Sandy entra no seu quarto e se desaba entre os travesseiros. Pobre garota, sofre tanto. Ninguém lhe entende, aos olhos dos outros é apenas um clichê adolescente, um drama bobo. Seu choro desesperado se abafava debaixo do travesseiro, qualquer um podia ver seu sofrimento.

Tantas e tantas críticas. "Feia", "tábua", "nariguda", "cabelo de bombril" e "fantasma" eram os mais comuns, e os mais dolorosos. Deve ser horrível se olhar no espelho e pensar "por que não nasci como fulana?". E é todo dia que ela finge. Em casa, sofre e chora o tempo todo, mas na rua o seu sorriso é contagiante.

Sem alternativas, Sandy arranca a lâmina de seu apontador e volta a rotina de sua pequena depressão. Seus cortes agora são mais profundos, não são nem parecidos com os primeiros. Dá pra notar cicatrizes em seus pulsos. Cicatrizes que mostram o quanto ela tenta ser forte, mas é fraca. E não importa se é frio ou calor, ela sempre estará de casacos e pulseiras, para que ninguém saiba de seu sofrimento. Para não lhe chamarem de retardada. Para não ser novamente a decepção de seus pais.

Acreditem, um sorriso pode esconder muita tristeza. Por favor, não critiquem. Eles não querem ser chamados de loucos, porque disso eles já sabem. O que eles querem é sair dessa loucura, e sua ajuda é muito importante. Não diga que é drama, porque não é. Isso se chama fraqueza, e toda a sua força foi gasta quando eles tentaram se defender das críticas e as injustiças da vida.

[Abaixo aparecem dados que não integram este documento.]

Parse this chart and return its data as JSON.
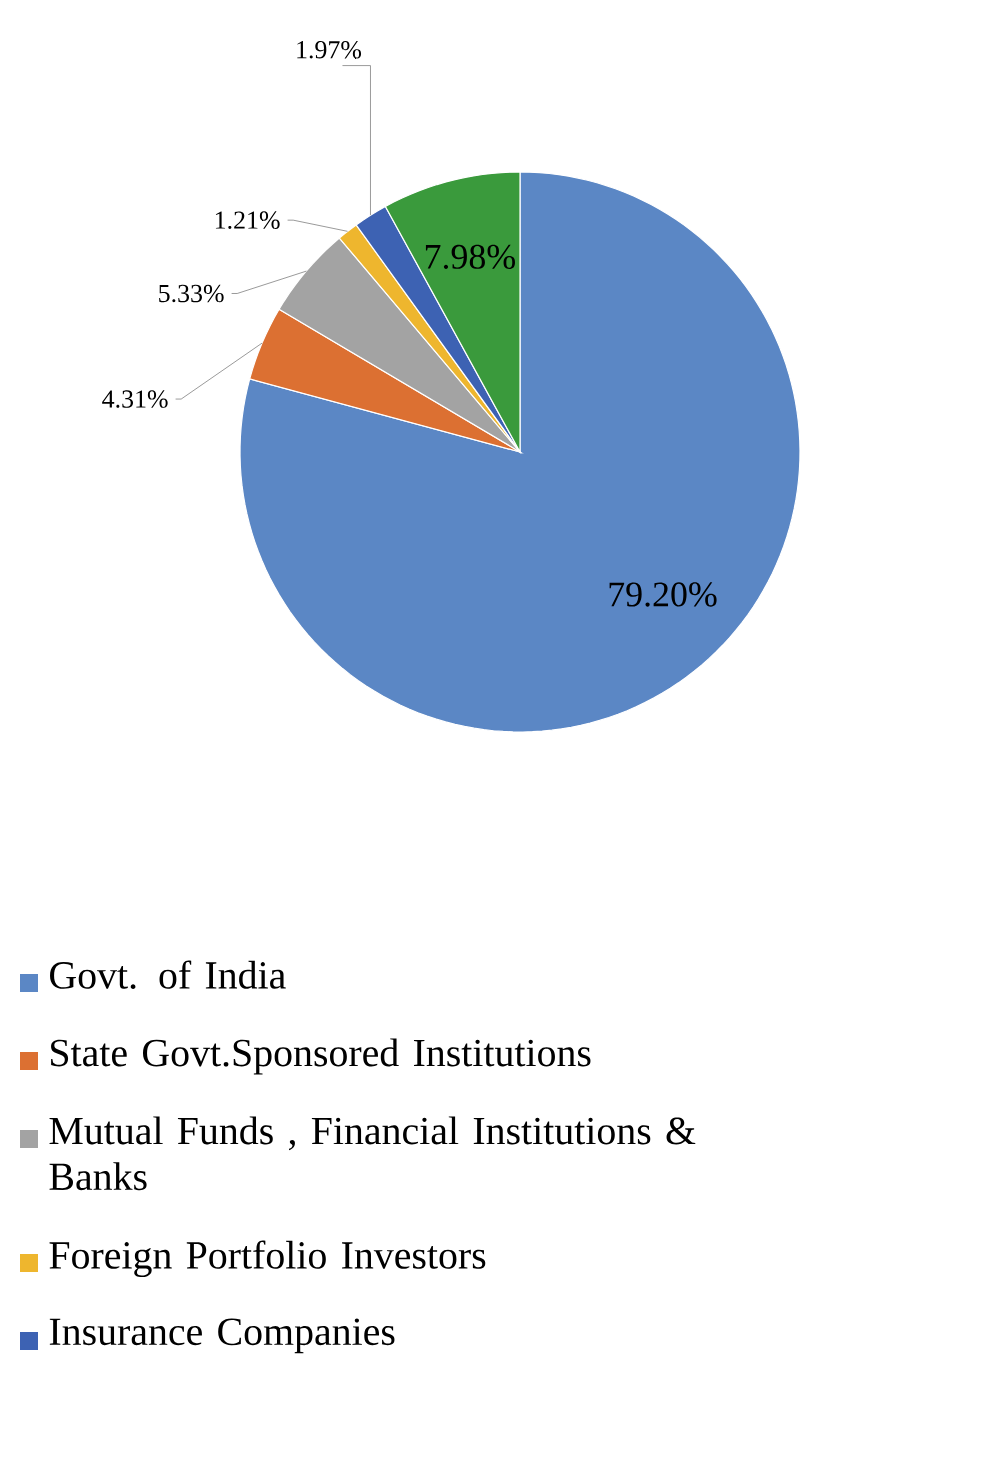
{
  "chart_data": {
    "type": "pie",
    "categories": [
      "Govt. of India",
      "State Govt.Sponsored Institutions",
      "Mutual Funds , Financial Institutions & Banks",
      "Foreign  Portfolio Investors",
      "Insurance Companies",
      null
    ],
    "values": [
      79.2,
      4.31,
      5.33,
      1.21,
      1.97,
      7.98
    ],
    "value_labels": [
      "79.20%",
      "4.31%",
      "5.33%",
      "1.21%",
      "1.97%",
      "7.98%"
    ],
    "colors": [
      "#5b87c5",
      "#dc7032",
      "#a3a3a3",
      "#eeb62e",
      "#3d62b3",
      "#3a9a3c"
    ],
    "legend": "bottom"
  }
}
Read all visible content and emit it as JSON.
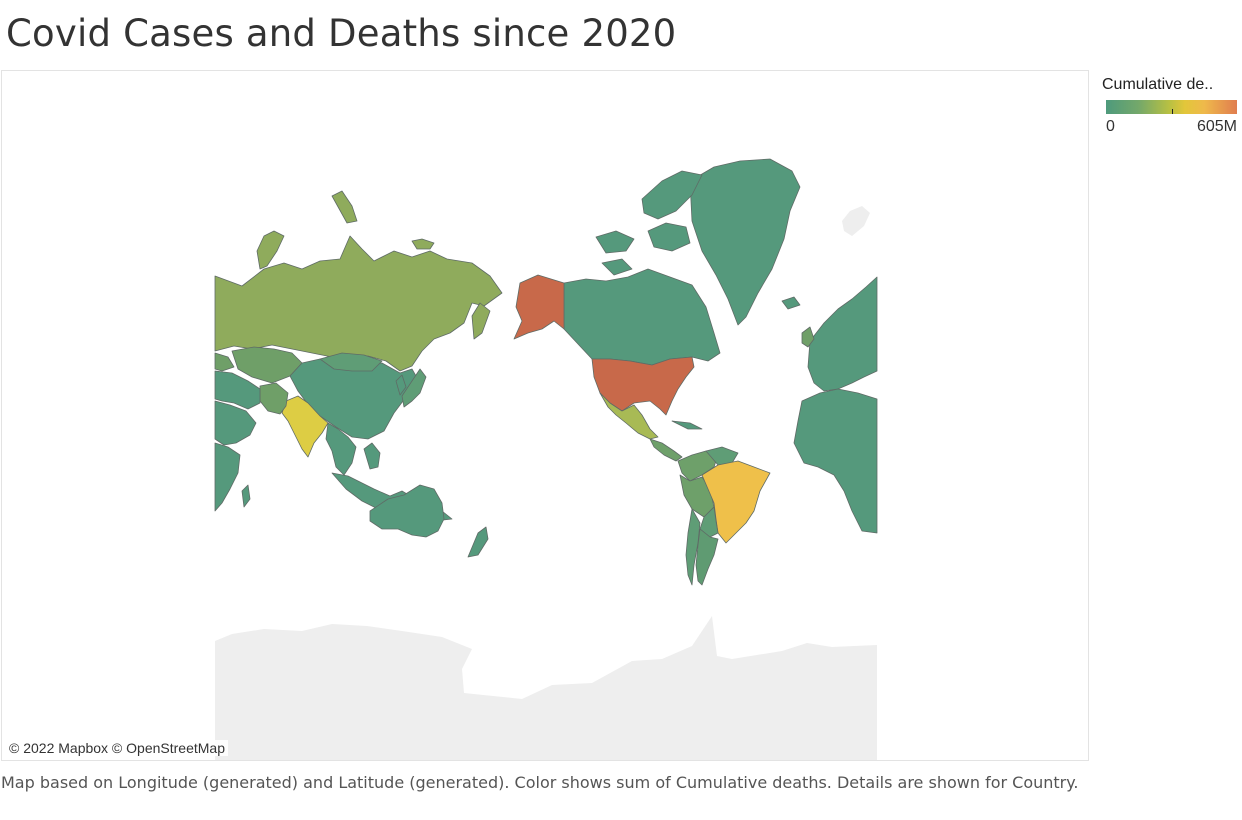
{
  "title": "Covid Cases and Deaths since 2020",
  "legend": {
    "title": "Cumulative de..",
    "min_label": "0",
    "max_label": "605M",
    "colors": [
      "#4e9a7c",
      "#74a86a",
      "#b7c043",
      "#e2c63a",
      "#efb94b",
      "#e07d4f"
    ]
  },
  "map": {
    "attribution": "© 2022 Mapbox © OpenStreetMap",
    "projection": "web-mercator",
    "ocean_color": "#ffffff",
    "land_unfilled_color": "#eeeeee",
    "border_color": "#5f6b66",
    "countries": [
      {
        "name": "United States",
        "color": "#c8694a"
      },
      {
        "name": "Brazil",
        "color": "#efc04a"
      },
      {
        "name": "India",
        "color": "#ddcd44"
      },
      {
        "name": "Russia",
        "color": "#8fab5c"
      },
      {
        "name": "Mexico",
        "color": "#a8ba55"
      },
      {
        "name": "Canada",
        "color": "#55997c"
      },
      {
        "name": "Greenland",
        "color": "#55997c"
      },
      {
        "name": "China",
        "color": "#55997c"
      },
      {
        "name": "Australia",
        "color": "#55997c"
      },
      {
        "name": "Peru",
        "color": "#6ea06a"
      },
      {
        "name": "Argentina",
        "color": "#5f9b72"
      }
    ]
  },
  "caption": "Map based on Longitude (generated) and Latitude (generated).  Color shows sum of Cumulative deaths.  Details are shown for Country."
}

A pequena Sandy é encontrada desmaiada em seu quarto pelos seus pais. É levada às pressas para o hospital, mas não tem jeito, ela cortou a veia que não deveria. Adeus pequena Sandy. Descanse em paz.

E você, princesa, que se corta, lembre-se: a vida é somente uma. Nenhuma dor é infinita. Não se corte, por favor. Procure ajuda, não fique calada. Bullying é CRIME. Você não está sozinha, tem um cara lá em cima que te ama muito, e eu também.